TensorRT Caching mechanism not very fast. deserializeCudaEngine takes some time


currently I’m testing TensorRT 2.1 on the TX2 but I’m not that happy about loading times.

I’ve taken https://github.com/dusty-nv/jetson-inference/blob/master/tensorNet.cpp as an example and based my code on it.
Here the developer creates a cache which is loaded if it exists. If not it is created by profiling.
My guess is this is done to save startup time of the program after the first run.

I’ve measured some of the time consuming functions and here are my results for my own net.

The call builder->buildCudaEngine(*network) takes 24.7 seconds.
After that the call infer->deserializeCudaEngine takes 0.003 seconds.

Now if I rerun the program the cache gets loaded. But infer->deserializeCudaEngine now takes 24.5 seconds.

This is extremly confusing. Why did the deserializeCudaEngine after buildCudaEngine takes up so less time?
For my example it doesnt’ matter if I build the model during every startup or not.
FP16 is not used…

For reference I compiled the example as well on my TX2 and added time measurements and disabled FP16.
The call builder->buildCudaEngine(*network) takes 37.3 seconds.
After that the call infer->deserializeCudaEngine takes 0.0851 seconds.
Now if I rerun the program the cache gets loaded. But infer->deserializeCudaEngine now takes 16.4 seconds.

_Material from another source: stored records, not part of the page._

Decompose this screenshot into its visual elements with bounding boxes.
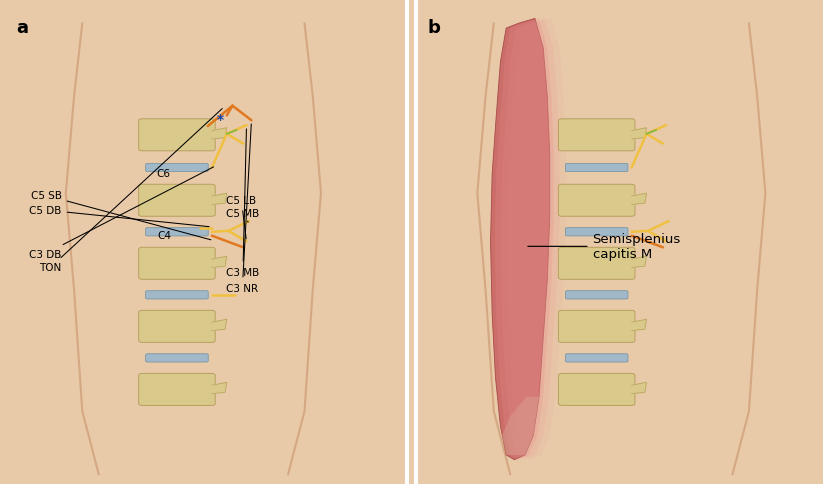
- Polygon shape: [491, 19, 550, 460]
- Text: C3 DB: C3 DB: [30, 167, 214, 259]
- Polygon shape: [212, 257, 226, 268]
- Text: C5 MB: C5 MB: [226, 209, 259, 223]
- FancyBboxPatch shape: [138, 120, 215, 151]
- FancyBboxPatch shape: [146, 291, 208, 299]
- Polygon shape: [495, 19, 554, 460]
- FancyBboxPatch shape: [565, 228, 628, 236]
- FancyBboxPatch shape: [558, 185, 635, 217]
- Polygon shape: [631, 129, 647, 140]
- Text: a: a: [16, 19, 29, 37]
- Polygon shape: [631, 257, 647, 268]
- Polygon shape: [212, 194, 226, 205]
- FancyBboxPatch shape: [138, 248, 215, 280]
- FancyBboxPatch shape: [146, 164, 208, 172]
- Polygon shape: [502, 397, 539, 455]
- Text: C3 MB: C3 MB: [226, 130, 259, 277]
- FancyBboxPatch shape: [146, 228, 208, 236]
- FancyBboxPatch shape: [565, 354, 628, 362]
- Polygon shape: [0, 0, 379, 484]
- Polygon shape: [500, 19, 560, 460]
- Polygon shape: [631, 194, 647, 205]
- FancyBboxPatch shape: [558, 374, 635, 406]
- Polygon shape: [212, 319, 226, 331]
- Polygon shape: [507, 19, 566, 460]
- Text: C5 DB: C5 DB: [30, 206, 209, 227]
- FancyBboxPatch shape: [138, 311, 215, 343]
- FancyBboxPatch shape: [565, 164, 628, 172]
- FancyBboxPatch shape: [558, 120, 635, 151]
- Polygon shape: [212, 129, 226, 140]
- Text: b: b: [428, 19, 441, 37]
- Text: C5 LB: C5 LB: [226, 196, 257, 239]
- FancyBboxPatch shape: [565, 291, 628, 299]
- Text: C4: C4: [157, 231, 172, 241]
- Polygon shape: [631, 319, 647, 331]
- Polygon shape: [212, 382, 226, 394]
- FancyBboxPatch shape: [558, 311, 635, 343]
- FancyBboxPatch shape: [558, 248, 635, 280]
- Polygon shape: [631, 382, 647, 394]
- FancyBboxPatch shape: [146, 354, 208, 362]
- Polygon shape: [412, 0, 823, 484]
- Text: Semisplenius
capitis M: Semisplenius capitis M: [528, 233, 681, 261]
- Text: C5 SB: C5 SB: [30, 191, 211, 241]
- Text: C6: C6: [156, 168, 170, 178]
- FancyBboxPatch shape: [138, 185, 215, 217]
- Text: C3 NR: C3 NR: [226, 125, 258, 293]
- Text: TON: TON: [40, 109, 222, 272]
- FancyBboxPatch shape: [138, 374, 215, 406]
- Text: *: *: [216, 113, 224, 127]
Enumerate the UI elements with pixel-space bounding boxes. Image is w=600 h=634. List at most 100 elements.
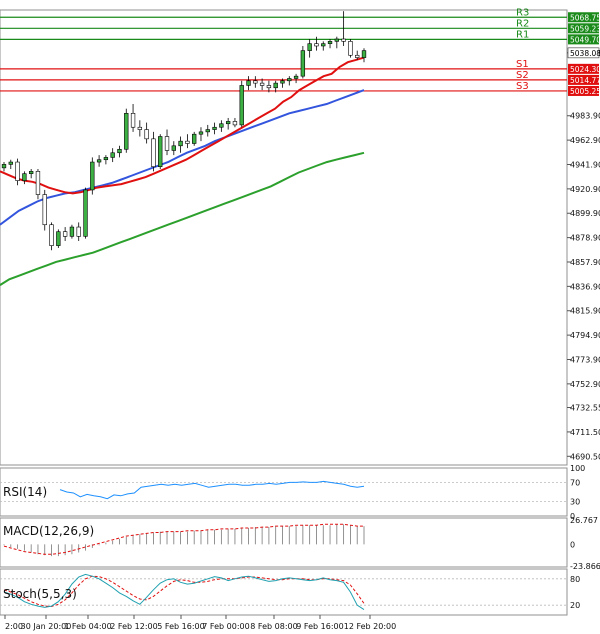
x-tick-label: 2 Feb 12:00	[110, 622, 157, 631]
candles	[1, 11, 367, 251]
price-tick-label: 4773.90	[570, 355, 600, 364]
price-tick-label: 4690.50	[570, 452, 600, 461]
candle	[137, 120, 143, 137]
x-tick-label: 2:00	[5, 622, 23, 631]
candle	[327, 39, 333, 49]
level-value-r3: 5068.75	[570, 13, 600, 22]
candle	[144, 122, 149, 144]
candle	[341, 11, 346, 46]
price-tick-label: 4836.90	[570, 282, 600, 291]
level-name-s1: S1	[516, 59, 529, 70]
ma-lines	[0, 56, 365, 286]
x-tick-label: 5 Feb 16:00	[157, 622, 204, 631]
level-value-s2: 5014.77	[570, 76, 600, 85]
macd-title: MACD(12,26,9)	[3, 524, 94, 538]
candle	[355, 50, 360, 60]
stoch-k-line	[3, 573, 365, 611]
candle	[130, 104, 136, 132]
level-tag-r2	[568, 23, 599, 34]
candle	[62, 227, 68, 241]
candle	[76, 222, 81, 241]
candle	[171, 141, 176, 156]
ma-line-green	[0, 151, 365, 286]
level-value-s3: 5005.25	[570, 87, 600, 96]
price-tick-label: 4878.90	[570, 234, 600, 243]
macd-tick-label: 0	[570, 540, 575, 549]
last-price-box	[567, 47, 600, 59]
x-tick-label: 9 Feb 16:00	[296, 622, 343, 631]
level-tag-r3	[568, 12, 599, 23]
candle	[219, 120, 224, 132]
x-tick-label: 30 Jan 20:00	[21, 622, 72, 631]
candle	[1, 162, 7, 172]
price-tick-label: 4899.90	[570, 209, 600, 218]
rsi-tick-label: 100	[570, 464, 585, 473]
candle	[225, 117, 231, 130]
candle	[361, 48, 367, 63]
candle	[29, 169, 34, 179]
level-tag-s1	[568, 63, 599, 74]
level-value-s1: 5024.30	[570, 65, 600, 74]
candle	[253, 76, 258, 88]
stoch-title: Stoch(5,5,3)	[3, 587, 77, 601]
price-tick-label: 4711.50	[570, 428, 600, 437]
level-tag-r1	[568, 34, 599, 45]
stoch-tick-label: 80	[570, 575, 580, 584]
candle	[49, 222, 54, 251]
price-y-ticks: 5038.08 4983.90 4962.90 4941.90 4920.90 4899.…	[567, 49, 600, 461]
x-tick-label: 8 Feb 08:00	[250, 622, 297, 631]
candle	[158, 134, 163, 170]
macd-signal-line	[3, 523, 364, 555]
macd-plot-frame	[0, 517, 568, 568]
candle	[259, 78, 265, 91]
level-tag-s2	[568, 74, 599, 85]
macd-tick-label: -23.866	[570, 562, 600, 571]
candle	[96, 155, 102, 167]
candle	[110, 148, 115, 163]
candle	[239, 80, 244, 128]
candle	[117, 145, 122, 158]
candle	[287, 76, 292, 86]
candle	[321, 41, 326, 51]
price-tick-label: 4962.90	[570, 136, 600, 145]
candle	[69, 224, 75, 239]
candle	[124, 108, 129, 153]
macd-panel: 26.767 0 -23.866 MACD(12,26,9)	[0, 516, 600, 571]
candle	[314, 36, 319, 51]
last-price-tag: 5038.08	[567, 47, 600, 59]
rsi-plot-frame	[0, 467, 568, 517]
ma-line-red	[0, 56, 365, 195]
last-price-label: 5038.08	[570, 49, 600, 58]
price-tick-label: 4857.90	[570, 258, 600, 267]
price-tick-label: 4983.90	[570, 112, 600, 121]
stoch-tick-label: 20	[570, 601, 580, 610]
candle	[266, 80, 272, 93]
candle	[90, 157, 95, 195]
level-name-s3: S3	[516, 81, 529, 92]
stoch-plot-frame	[0, 568, 568, 616]
x-tick-label: 12 Feb 20:00	[344, 622, 396, 631]
candle	[280, 78, 285, 88]
candle	[232, 117, 238, 128]
candle	[300, 45, 306, 79]
price-tick-label: 4752.90	[570, 380, 600, 389]
candle	[348, 39, 353, 58]
price-level-tags: 5068.75 5059.23 5049.70 5024.30 5014.77 5005.…	[568, 12, 600, 96]
ma-line-blue	[0, 89, 365, 226]
level-name-r2: R2	[516, 18, 529, 29]
candle	[273, 80, 278, 93]
candle	[42, 189, 47, 231]
candle	[334, 36, 339, 49]
x-tick-label: 1 Feb 04:00	[64, 622, 111, 631]
level-name-r3: R3	[516, 7, 529, 18]
price-tick-label: 4920.90	[570, 185, 600, 194]
candle	[293, 73, 299, 84]
rsi-tick-label: 30	[570, 498, 580, 507]
candle	[205, 124, 210, 137]
rsi-tick-label: 70	[570, 478, 580, 487]
level-tag-s3	[568, 85, 599, 96]
candle	[307, 39, 312, 58]
candle	[22, 171, 27, 185]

The resulting bvlc_googlenet.caffemodel.2.tensorcache generated during first riun is 27MB big.
My own cache only 41KB as the net is much smaller. I’m confused why my net takes that much time to load.
Is there a way to debug or profile this?
And why is deserializeCudaEngine after buildCudaEngine so incredibly fast? Is there a cache in memory I can’t see as program code?

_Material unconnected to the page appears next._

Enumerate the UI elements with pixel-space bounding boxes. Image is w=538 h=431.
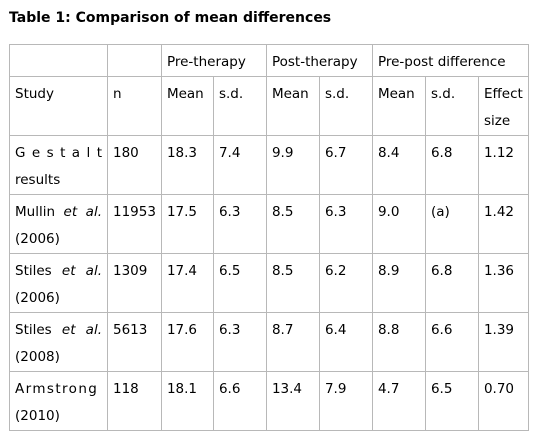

I can’t find lots of informations about this on this board. So maybe other ones haven’t same issues or arent’ as picky as I am. I only created this topic because I didn’t understand why cached loading is equally slow.

we are suffering from the same problem here.

When we use trtexec for with --loadEngine option to load the serialized model, the speed is pretty fast.

However, when we load the engine using the same function loadEngine from trtexec but inside our code base, the loading time is super slow, around 10 minutes.

The method deserializeCudaEngine does not print out any information for further debugging.

Our configuration
TensorRT, Cuda 11.2.0, our GPU model is A6000.

In contrast, if the same code is run on a different GPU 1080TI, the loading time is not much, pretty fast.

Here is the loading code. the bottleneck is the method deserializeCudaEngine

std::shared_ptr<nvinfer1::ICudaEngine> loadEngine(const std::string &enginePath, int DLACore)
    SampleErrorRecorder errRecorder;

    std::ifstream engineFile(enginePath, std::ios::binary);
    if (!engineFile)
        qCritical() << "Error opening engine file: " << QString::fromStdString(enginePath);
        return nullptr;

    engineFile.seekg(0, std::ifstream::end);
    long int fsize = engineFile.tellg();
    engineFile.seekg(0, std::ifstream::beg);

    std::vector<char> engineData(fsize);
    engineFile.read(engineData.data(), fsize);
    if (!engineFile)
        qCritical() << "Error loading engine file: " <<  QString::fromStdString(enginePath);
        return nullptr;

    SampleUniquePtr<IRuntime> runtime{createInferRuntime(gLogger.getTRTLogger())};
    if (DLACore != -1)


    auto engine = runtime->deserializeCudaEngine(engineData.data(), fsize, nullptr);

    return std::shared_ptr<nvinfer1::ICudaEngine>(engine, trt_common::InferDeleter());

Request you to share the model, script, profiler and performance output if not shared already so that we can help you better.
Alternatively, you can try running your model with trtexec command.

While measuring the model performance, make sure you consider the latency and throughput of the network inference, excluding the data pre and post-processing overhead.
Please refer below link for more details:


I’m facing this problem with the same configuration.
Deserializing engine costs much long time on RTX3060, RTX3090 or A2000(with TCC mode) than on GTX1080, RTX2080Ti or RTX Titan. This brings a lot of trouble to the real-time system.